American independent oil and gas company Anadarko is migrating its exploration and production (E&P) models, applications and platforms to Google Cloud as it ramps up its relationship with the cloud services provider.

Anadarko developers are using GCP to build apps that monitor drilling and completions operations in real time, Google said Tuesday and meanwhile running live data analysis from offshore and onshore operations.

(The $11 billion revenue company is best known for its involvement in the largest gas find in 20 years in Mozambique. Anadarko first discovered gas off the country’s coast in 2010 and has now identified a massive 75 trillion cubic feet of natural gas.)

Google Cloud is carving out something of a niche in the upstream O&G space, with tie-ups in play with Total and Chevron, to name two others. Rival AWS touts a relationship with BP, but this is running SAP applications rather than on the E&P side.

Anadarko Cloud Migration

The shift to Google Cloud is allowing Anadarko to be “more precise with their efforts and making it faster for them to learn what’s happening with ongoing operations”, Google Cloud said in a release Tuesday.

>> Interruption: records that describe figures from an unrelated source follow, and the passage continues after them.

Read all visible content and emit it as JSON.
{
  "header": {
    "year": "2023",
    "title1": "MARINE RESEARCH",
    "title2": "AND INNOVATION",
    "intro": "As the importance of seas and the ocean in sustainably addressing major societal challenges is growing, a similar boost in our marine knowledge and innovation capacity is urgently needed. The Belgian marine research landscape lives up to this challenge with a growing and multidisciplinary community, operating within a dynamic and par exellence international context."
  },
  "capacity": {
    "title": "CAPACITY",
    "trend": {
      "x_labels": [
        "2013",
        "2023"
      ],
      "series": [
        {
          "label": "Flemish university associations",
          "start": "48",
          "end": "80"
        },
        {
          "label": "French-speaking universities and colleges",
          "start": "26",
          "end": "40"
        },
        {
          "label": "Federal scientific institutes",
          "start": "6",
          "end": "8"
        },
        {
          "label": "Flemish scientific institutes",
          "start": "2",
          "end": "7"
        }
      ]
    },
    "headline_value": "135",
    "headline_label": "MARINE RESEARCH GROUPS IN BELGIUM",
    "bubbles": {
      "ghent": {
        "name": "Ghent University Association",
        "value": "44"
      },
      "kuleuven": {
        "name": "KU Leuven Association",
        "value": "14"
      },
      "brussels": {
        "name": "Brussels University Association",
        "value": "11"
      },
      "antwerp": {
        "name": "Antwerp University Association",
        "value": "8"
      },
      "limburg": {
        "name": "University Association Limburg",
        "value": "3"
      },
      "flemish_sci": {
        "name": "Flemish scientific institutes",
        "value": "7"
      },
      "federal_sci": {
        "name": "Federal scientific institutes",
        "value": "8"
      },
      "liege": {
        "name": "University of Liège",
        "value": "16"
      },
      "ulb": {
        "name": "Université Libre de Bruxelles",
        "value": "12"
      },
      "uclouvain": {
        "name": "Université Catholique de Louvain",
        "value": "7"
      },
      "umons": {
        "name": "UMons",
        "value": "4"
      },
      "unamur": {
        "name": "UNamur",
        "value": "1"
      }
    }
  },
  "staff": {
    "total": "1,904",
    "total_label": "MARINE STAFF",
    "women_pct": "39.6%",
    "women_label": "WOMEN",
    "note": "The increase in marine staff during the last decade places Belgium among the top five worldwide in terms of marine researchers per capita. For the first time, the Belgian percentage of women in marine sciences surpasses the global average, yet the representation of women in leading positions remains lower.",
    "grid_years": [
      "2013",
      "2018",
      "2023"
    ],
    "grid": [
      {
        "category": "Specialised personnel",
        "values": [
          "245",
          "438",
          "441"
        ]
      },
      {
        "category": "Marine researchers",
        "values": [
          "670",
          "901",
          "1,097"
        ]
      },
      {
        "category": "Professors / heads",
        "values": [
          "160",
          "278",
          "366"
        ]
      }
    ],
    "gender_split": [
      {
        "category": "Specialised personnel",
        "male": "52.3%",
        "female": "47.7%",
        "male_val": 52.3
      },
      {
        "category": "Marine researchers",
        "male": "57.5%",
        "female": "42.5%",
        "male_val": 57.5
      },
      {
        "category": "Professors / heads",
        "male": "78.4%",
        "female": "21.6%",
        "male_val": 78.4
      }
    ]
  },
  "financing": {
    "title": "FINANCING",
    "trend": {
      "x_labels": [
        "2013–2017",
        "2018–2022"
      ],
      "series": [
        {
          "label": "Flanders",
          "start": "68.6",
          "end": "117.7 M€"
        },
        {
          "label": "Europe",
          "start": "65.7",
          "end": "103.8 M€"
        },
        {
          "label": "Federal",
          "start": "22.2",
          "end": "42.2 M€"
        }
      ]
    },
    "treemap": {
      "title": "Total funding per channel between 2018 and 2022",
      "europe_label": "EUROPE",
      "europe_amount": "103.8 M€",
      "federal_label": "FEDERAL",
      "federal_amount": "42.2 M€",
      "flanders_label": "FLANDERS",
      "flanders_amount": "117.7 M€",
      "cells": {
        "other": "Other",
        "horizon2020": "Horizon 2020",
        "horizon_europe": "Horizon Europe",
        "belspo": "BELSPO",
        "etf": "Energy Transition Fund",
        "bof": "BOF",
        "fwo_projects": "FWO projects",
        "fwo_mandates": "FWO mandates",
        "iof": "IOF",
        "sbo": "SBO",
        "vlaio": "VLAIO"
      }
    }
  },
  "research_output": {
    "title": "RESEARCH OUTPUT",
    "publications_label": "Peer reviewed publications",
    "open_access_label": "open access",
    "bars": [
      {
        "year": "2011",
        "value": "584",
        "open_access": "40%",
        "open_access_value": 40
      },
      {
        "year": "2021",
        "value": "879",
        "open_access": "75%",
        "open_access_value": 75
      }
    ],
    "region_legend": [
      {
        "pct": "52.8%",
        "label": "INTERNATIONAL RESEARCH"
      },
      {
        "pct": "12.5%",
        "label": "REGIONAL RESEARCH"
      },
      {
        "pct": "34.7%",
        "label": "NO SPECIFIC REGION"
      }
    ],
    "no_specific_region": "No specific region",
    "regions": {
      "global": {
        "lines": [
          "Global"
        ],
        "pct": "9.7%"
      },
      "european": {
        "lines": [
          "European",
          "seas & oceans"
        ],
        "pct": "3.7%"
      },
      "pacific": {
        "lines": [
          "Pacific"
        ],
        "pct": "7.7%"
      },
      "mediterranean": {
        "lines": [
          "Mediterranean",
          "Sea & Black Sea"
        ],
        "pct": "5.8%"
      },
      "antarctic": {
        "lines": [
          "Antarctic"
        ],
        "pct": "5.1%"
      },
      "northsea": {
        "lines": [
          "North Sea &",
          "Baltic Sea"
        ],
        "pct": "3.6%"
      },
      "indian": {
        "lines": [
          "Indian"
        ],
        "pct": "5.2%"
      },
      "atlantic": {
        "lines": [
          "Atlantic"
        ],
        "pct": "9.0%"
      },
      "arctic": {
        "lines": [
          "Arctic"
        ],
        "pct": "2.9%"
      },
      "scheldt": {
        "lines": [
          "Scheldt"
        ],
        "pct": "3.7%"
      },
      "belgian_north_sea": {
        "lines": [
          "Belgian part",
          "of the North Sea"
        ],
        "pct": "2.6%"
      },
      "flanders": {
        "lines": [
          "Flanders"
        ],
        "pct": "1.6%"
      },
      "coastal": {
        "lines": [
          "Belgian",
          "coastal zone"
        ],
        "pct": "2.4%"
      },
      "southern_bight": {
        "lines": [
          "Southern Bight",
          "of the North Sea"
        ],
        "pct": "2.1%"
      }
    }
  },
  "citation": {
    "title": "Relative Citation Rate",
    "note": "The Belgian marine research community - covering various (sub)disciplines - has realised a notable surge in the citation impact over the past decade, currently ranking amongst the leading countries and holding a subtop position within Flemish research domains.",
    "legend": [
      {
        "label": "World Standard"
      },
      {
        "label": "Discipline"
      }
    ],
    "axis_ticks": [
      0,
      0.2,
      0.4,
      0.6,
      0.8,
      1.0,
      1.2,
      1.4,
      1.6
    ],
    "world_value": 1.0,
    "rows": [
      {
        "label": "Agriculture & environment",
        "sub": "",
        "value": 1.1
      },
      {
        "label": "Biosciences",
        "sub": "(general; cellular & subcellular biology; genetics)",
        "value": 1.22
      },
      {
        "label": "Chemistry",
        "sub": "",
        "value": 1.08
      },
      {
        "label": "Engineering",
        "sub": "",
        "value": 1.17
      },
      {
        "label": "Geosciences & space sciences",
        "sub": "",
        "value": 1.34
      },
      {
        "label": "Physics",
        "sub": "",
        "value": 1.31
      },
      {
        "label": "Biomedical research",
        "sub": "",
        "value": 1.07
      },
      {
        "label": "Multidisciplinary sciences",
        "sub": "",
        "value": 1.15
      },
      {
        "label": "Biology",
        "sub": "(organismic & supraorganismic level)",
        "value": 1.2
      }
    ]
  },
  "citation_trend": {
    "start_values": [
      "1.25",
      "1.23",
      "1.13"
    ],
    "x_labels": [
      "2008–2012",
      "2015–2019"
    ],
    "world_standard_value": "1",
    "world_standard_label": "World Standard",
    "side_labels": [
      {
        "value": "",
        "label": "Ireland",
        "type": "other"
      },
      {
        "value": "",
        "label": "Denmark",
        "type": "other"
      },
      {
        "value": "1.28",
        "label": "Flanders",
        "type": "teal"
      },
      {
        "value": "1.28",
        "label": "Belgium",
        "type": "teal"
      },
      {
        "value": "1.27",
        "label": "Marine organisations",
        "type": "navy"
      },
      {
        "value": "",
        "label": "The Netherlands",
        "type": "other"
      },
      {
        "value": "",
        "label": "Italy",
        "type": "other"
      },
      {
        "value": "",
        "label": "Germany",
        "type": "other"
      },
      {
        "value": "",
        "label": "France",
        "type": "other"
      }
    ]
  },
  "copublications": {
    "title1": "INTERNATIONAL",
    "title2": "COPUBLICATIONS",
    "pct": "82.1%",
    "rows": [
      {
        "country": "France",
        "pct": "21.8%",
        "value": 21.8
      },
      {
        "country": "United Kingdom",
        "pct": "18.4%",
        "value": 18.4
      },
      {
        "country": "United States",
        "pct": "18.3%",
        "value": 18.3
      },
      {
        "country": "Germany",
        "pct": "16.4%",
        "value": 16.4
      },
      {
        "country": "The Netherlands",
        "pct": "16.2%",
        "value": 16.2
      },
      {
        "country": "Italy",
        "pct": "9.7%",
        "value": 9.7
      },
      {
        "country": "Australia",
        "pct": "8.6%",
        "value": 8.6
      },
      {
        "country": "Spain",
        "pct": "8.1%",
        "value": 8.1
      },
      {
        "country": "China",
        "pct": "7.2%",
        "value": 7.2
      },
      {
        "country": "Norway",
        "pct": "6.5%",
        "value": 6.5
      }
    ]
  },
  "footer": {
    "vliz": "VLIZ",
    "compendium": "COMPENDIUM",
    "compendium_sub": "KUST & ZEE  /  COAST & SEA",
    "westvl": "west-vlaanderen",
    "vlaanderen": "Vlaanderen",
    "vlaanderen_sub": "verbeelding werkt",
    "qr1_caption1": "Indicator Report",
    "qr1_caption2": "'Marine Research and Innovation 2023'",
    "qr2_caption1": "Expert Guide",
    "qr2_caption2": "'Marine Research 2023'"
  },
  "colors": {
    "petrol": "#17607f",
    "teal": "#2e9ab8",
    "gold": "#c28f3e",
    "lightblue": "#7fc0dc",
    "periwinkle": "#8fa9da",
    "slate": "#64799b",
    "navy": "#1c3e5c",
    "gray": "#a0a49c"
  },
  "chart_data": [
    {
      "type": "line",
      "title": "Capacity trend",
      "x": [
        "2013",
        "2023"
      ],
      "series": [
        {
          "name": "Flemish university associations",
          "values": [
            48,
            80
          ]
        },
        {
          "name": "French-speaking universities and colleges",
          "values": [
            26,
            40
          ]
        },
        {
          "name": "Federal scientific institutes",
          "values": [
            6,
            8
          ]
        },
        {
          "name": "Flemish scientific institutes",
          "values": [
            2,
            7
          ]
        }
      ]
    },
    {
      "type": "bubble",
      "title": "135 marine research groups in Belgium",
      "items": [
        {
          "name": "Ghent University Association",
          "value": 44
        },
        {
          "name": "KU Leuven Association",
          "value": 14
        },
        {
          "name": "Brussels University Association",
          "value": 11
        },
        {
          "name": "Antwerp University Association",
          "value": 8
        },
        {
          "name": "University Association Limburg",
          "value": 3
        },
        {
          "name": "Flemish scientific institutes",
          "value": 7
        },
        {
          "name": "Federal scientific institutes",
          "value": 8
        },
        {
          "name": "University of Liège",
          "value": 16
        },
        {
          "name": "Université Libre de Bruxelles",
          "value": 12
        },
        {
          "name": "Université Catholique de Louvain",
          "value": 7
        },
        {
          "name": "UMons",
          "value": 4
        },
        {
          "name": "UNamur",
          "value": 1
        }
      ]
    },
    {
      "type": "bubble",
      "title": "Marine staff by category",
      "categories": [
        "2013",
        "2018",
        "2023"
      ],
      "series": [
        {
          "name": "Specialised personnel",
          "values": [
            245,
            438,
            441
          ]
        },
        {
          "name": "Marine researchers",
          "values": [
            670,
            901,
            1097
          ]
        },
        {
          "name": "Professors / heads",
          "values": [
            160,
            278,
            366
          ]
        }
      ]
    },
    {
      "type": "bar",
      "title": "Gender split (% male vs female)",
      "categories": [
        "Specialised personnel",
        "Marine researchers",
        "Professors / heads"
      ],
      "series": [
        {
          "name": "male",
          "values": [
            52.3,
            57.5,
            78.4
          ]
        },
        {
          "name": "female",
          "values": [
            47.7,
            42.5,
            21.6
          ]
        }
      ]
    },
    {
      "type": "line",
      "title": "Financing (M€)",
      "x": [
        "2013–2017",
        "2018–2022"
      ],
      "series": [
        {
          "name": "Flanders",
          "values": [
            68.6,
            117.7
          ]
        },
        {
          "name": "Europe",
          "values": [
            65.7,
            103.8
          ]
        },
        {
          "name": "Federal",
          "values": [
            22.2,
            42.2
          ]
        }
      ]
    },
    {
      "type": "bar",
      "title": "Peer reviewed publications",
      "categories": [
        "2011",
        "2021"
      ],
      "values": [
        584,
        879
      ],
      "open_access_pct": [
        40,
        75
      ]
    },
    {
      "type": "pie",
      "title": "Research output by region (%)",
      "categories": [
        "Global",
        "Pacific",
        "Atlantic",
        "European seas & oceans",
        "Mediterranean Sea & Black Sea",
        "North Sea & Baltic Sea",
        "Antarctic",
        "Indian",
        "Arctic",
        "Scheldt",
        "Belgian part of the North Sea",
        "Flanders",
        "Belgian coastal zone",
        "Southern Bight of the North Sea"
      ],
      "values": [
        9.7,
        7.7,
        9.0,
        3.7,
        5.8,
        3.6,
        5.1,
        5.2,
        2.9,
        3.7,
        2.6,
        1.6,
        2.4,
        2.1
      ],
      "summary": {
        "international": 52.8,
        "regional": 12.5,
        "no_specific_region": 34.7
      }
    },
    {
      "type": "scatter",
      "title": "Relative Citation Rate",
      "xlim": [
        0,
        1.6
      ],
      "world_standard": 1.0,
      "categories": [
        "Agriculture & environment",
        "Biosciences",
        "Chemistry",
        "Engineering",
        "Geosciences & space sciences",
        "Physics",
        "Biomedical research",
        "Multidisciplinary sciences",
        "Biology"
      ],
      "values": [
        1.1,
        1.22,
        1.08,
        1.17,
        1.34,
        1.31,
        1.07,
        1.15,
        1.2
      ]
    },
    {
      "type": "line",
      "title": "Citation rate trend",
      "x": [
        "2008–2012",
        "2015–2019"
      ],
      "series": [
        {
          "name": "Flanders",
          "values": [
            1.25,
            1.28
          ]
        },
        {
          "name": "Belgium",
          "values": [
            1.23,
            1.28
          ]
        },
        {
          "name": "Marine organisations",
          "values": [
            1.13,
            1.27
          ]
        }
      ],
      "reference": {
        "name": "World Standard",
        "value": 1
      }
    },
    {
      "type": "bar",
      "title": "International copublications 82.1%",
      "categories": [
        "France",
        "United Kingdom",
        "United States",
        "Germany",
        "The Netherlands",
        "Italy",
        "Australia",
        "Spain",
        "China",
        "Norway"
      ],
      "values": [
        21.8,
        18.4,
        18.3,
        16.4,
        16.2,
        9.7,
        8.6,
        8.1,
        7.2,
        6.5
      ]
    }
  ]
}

Darryl Willis, Vice President, Energy, Google Cloud blogged:Since early 2018 they’ve been streaming all rig and completion crews data into a GCP (Google Cloud Platform) tenant. They’re now deploying process analytics models and allowing real-time data analysis from onshore and offshore facilities, which lets them predict—and ideally avoid—unplanned shutdowns.”

See also: AWS vs Azure vs Google Cloud: Who Wins on Latency, Performance?

Anadarko is tapping a range of Google Cloud services, he noted: “For example, they’re applying deep learning methods to build high-density seismic interpretations for subsurface characterization. They’re using Google Kubernetes Engine and BigQuery to get near-limitless scalability for their application performing log correction.”

He added: “On the back end, Cloud TPUs and Nvidia GPUs are powering their model training workflows. And the combination of Cloud Pub/Sub, Cloud Dataflow and AutoML is allowing them to deploy predictive maintenance systems faster, and at a lower cost than traditional IT operations.”

Willis also pointed to a joint project with French supermajor Total. This is an AI effort to help geologists, geophysicists, reservoir and geo-information engineers explore and assess oil and gas fields faster and with minimal environmental impact. The aim is to make it possible to interpret subsurface images (notably from seismic studies using Cloud Vision) and automate technical document analysis using Cloud Natural Language.